Controlling Digital Assets
Patrick Sullivan, President & CEO of RightsFlow, a technology-enabled licensing and royalty service provider, says that many established artists are often surprised to find out they may already have earned revenues being held in limbo.
“There's a lot of money that was left on the table with the digitalization of music and the revolution that started back in 2003 with iTunes,” he says. “Money that artists aren't even aware is being collected and administered to mechanical and performing rights organizations outside of the United States. So, one thing we discuss with artists is to make sure that everything's properly registered so that we can get it accounted for and collected,” says Sullivan.
Indeed, copyright owners owe it to themselves to ensure that their assets—the music created—be tied to the metadata of songs put up for sale on iTunes or Rhapsody, or that webcasters make available for streaming.
“Our business, in effect, has become that—a content management of data to help release past royalties due for independent songwriters and artists,” says Sullivan, adding that the core of RightsFlow is in tracking metadata, and encouraging and helping the creators tie their assets to the metadata so that it's properly registered in all digital music services and sync services.

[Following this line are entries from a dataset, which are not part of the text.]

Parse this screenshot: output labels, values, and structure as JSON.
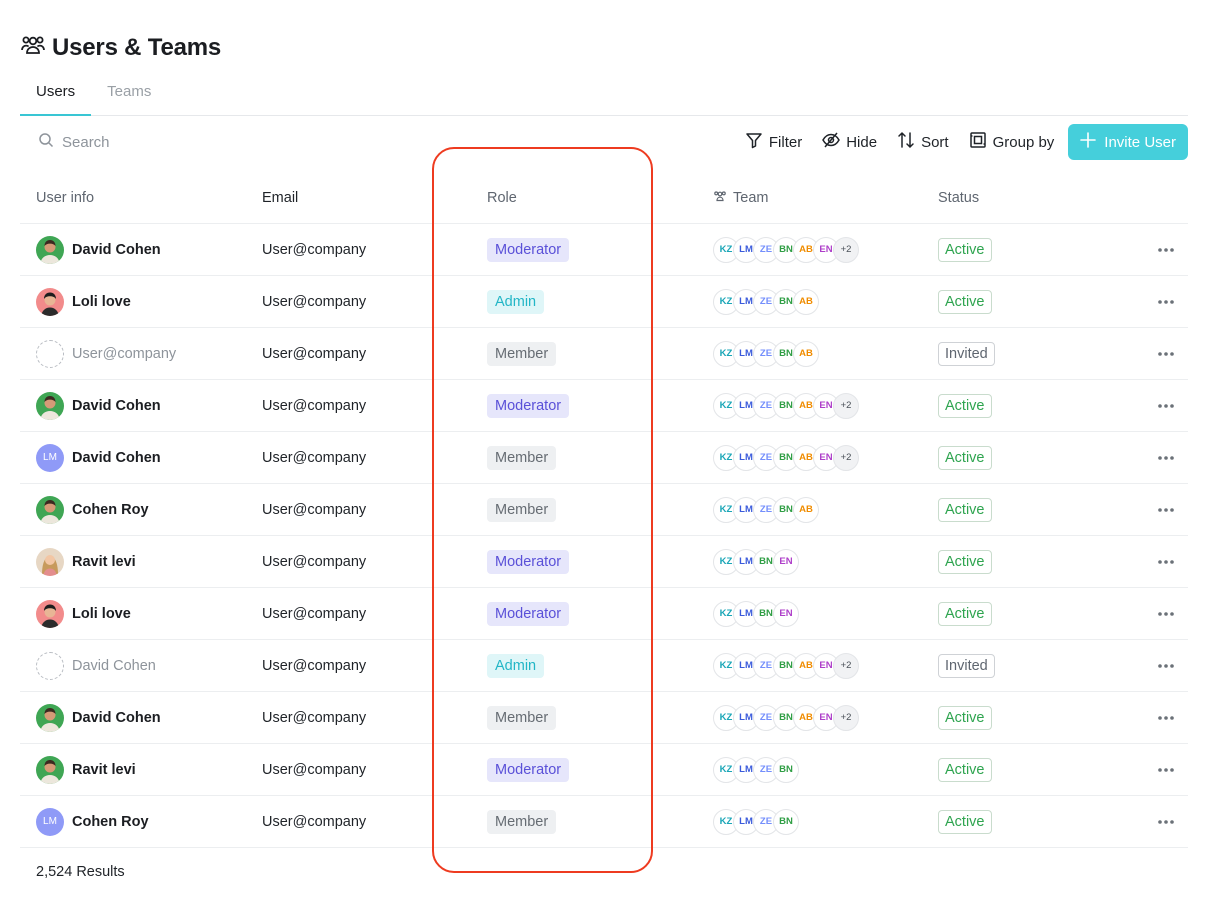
{
  "page": {
    "title": "Users & Teams"
  },
  "tabs": [
    {
      "label": "Users",
      "active": true
    },
    {
      "label": "Teams",
      "active": false
    }
  ],
  "toolbar": {
    "search_placeholder": "Search",
    "filter_label": "Filter",
    "hide_label": "Hide",
    "sort_label": "Sort",
    "group_label": "Group by",
    "invite_label": "Invite User"
  },
  "columns": {
    "user_info": "User info",
    "email": "Email",
    "role": "Role",
    "team": "Team",
    "status": "Status"
  },
  "team_colors": {
    "KZ": "#1aa6b7",
    "LM": "#3b5bdb",
    "ZE": "#748ffc",
    "BN": "#2f9e44",
    "AB": "#f08c00",
    "EN": "#ae3ec9"
  },
  "rows": [
    {
      "name": "David Cohen",
      "avatar": "photo-green",
      "email": "User@company",
      "role": "Moderator",
      "teams": [
        "KZ",
        "LM",
        "ZE",
        "BN",
        "AB",
        "EN"
      ],
      "more": "+2",
      "status": "Active"
    },
    {
      "name": "Loli love",
      "avatar": "photo-pink",
      "email": "User@company",
      "role": "Admin",
      "teams": [
        "KZ",
        "LM",
        "ZE",
        "BN",
        "AB"
      ],
      "more": "",
      "status": "Active"
    },
    {
      "name": "User@company",
      "avatar": "placeholder",
      "email": "User@company",
      "role": "Member",
      "teams": [
        "KZ",
        "LM",
        "ZE",
        "BN",
        "AB"
      ],
      "more": "",
      "status": "Invited"
    },
    {
      "name": "David Cohen",
      "avatar": "photo-green",
      "email": "User@company",
      "role": "Moderator",
      "teams": [
        "KZ",
        "LM",
        "ZE",
        "BN",
        "AB",
        "EN"
      ],
      "more": "+2",
      "status": "Active"
    },
    {
      "name": "David Cohen",
      "avatar": "initials",
      "initials": "LM",
      "email": "User@company",
      "role": "Member",
      "teams": [
        "KZ",
        "LM",
        "ZE",
        "BN",
        "AB",
        "EN"
      ],
      "more": "+2",
      "status": "Active"
    },
    {
      "name": "Cohen Roy",
      "avatar": "photo-green",
      "email": "User@company",
      "role": "Member",
      "teams": [
        "KZ",
        "LM",
        "ZE",
        "BN",
        "AB"
      ],
      "more": "",
      "status": "Active"
    },
    {
      "name": "Ravit levi",
      "avatar": "photo-beige",
      "email": "User@company",
      "role": "Moderator",
      "teams": [
        "KZ",
        "LM",
        "BN",
        "EN"
      ],
      "more": "",
      "status": "Active"
    },
    {
      "name": "Loli love",
      "avatar": "photo-pink",
      "email": "User@company",
      "role": "Moderator",
      "teams": [
        "KZ",
        "LM",
        "BN",
        "EN"
      ],
      "more": "",
      "status": "Active"
    },
    {
      "name": "David Cohen",
      "avatar": "placeholder",
      "email": "User@company",
      "role": "Admin",
      "teams": [
        "KZ",
        "LM",
        "ZE",
        "BN",
        "AB",
        "EN"
      ],
      "more": "+2",
      "status": "Invited"
    },
    {
      "name": "David Cohen",
      "avatar": "photo-green",
      "email": "User@company",
      "role": "Member",
      "teams": [
        "KZ",
        "LM",
        "ZE",
        "BN",
        "AB",
        "EN"
      ],
      "more": "+2",
      "status": "Active"
    },
    {
      "name": "Ravit levi",
      "avatar": "photo-green",
      "email": "User@company",
      "role": "Moderator",
      "teams": [
        "KZ",
        "LM",
        "ZE",
        "BN"
      ],
      "more": "",
      "status": "Active"
    },
    {
      "name": "Cohen Roy",
      "avatar": "initials",
      "initials": "LM",
      "email": "User@company",
      "role": "Member",
      "teams": [
        "KZ",
        "LM",
        "ZE",
        "BN"
      ],
      "more": "",
      "status": "Active"
    }
  ],
  "footer": {
    "results": "2,524 Results"
  }
}
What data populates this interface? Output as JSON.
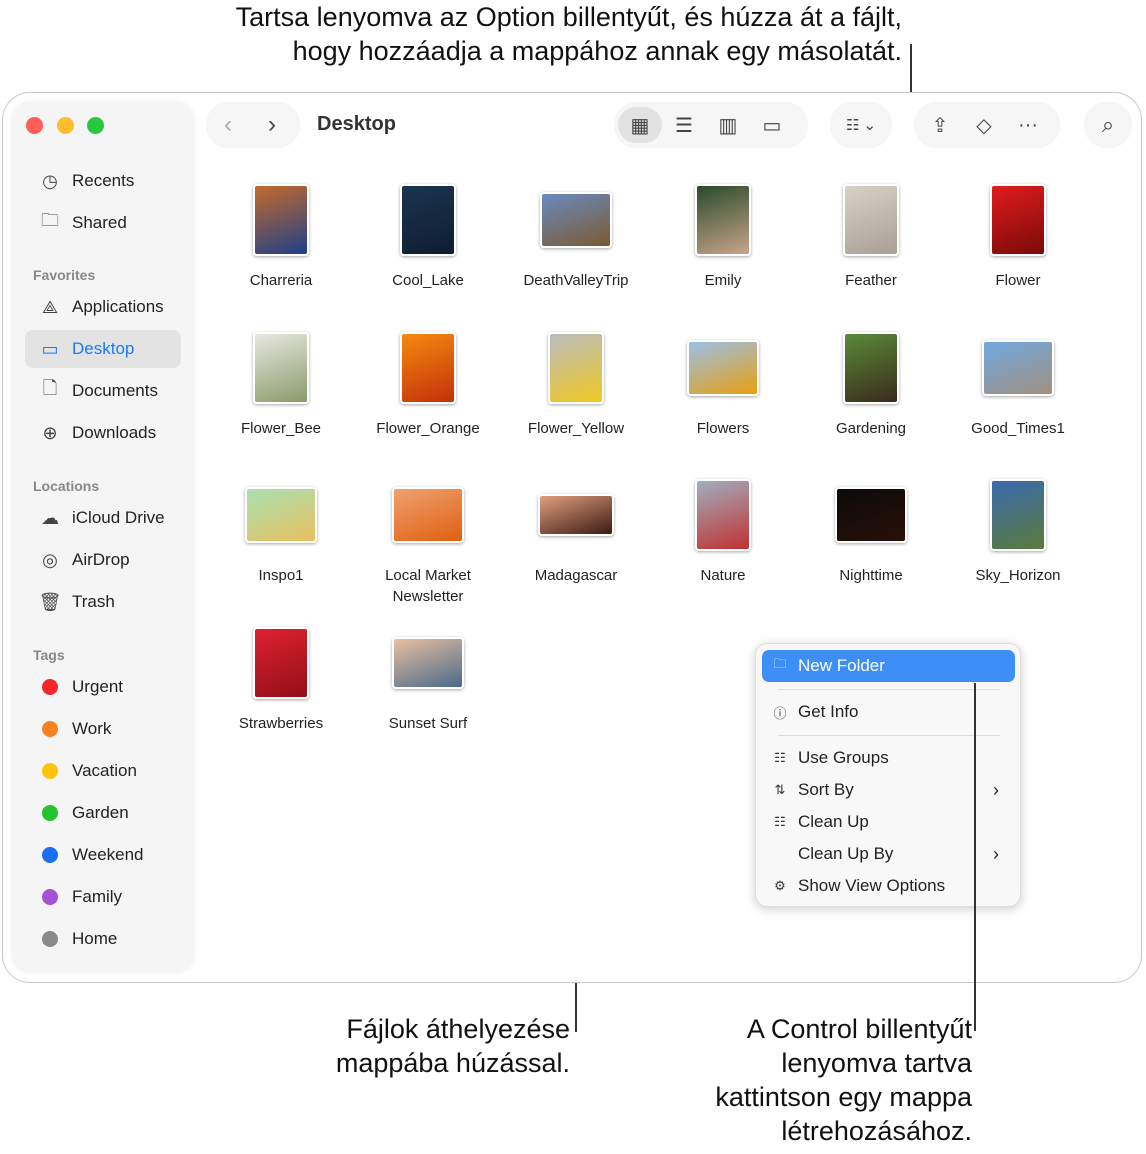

“Fundamentally, I think that's something that was never in the control of the artists and songwriters in the past,” says Sullivan. “It was granted or administered to organizations that weren't properly set up for the digitalization of music. I think that's a very big challenge today because, when you look at money that's being withheld in SoundExchange, upwards of hundreds of millions of dollars that are not getting accounted for. And that's not for any lack on SoundExchange's part, but because of the lack of the content data being upstreamed to the right administrators or directly to organizations like SoundExchange.”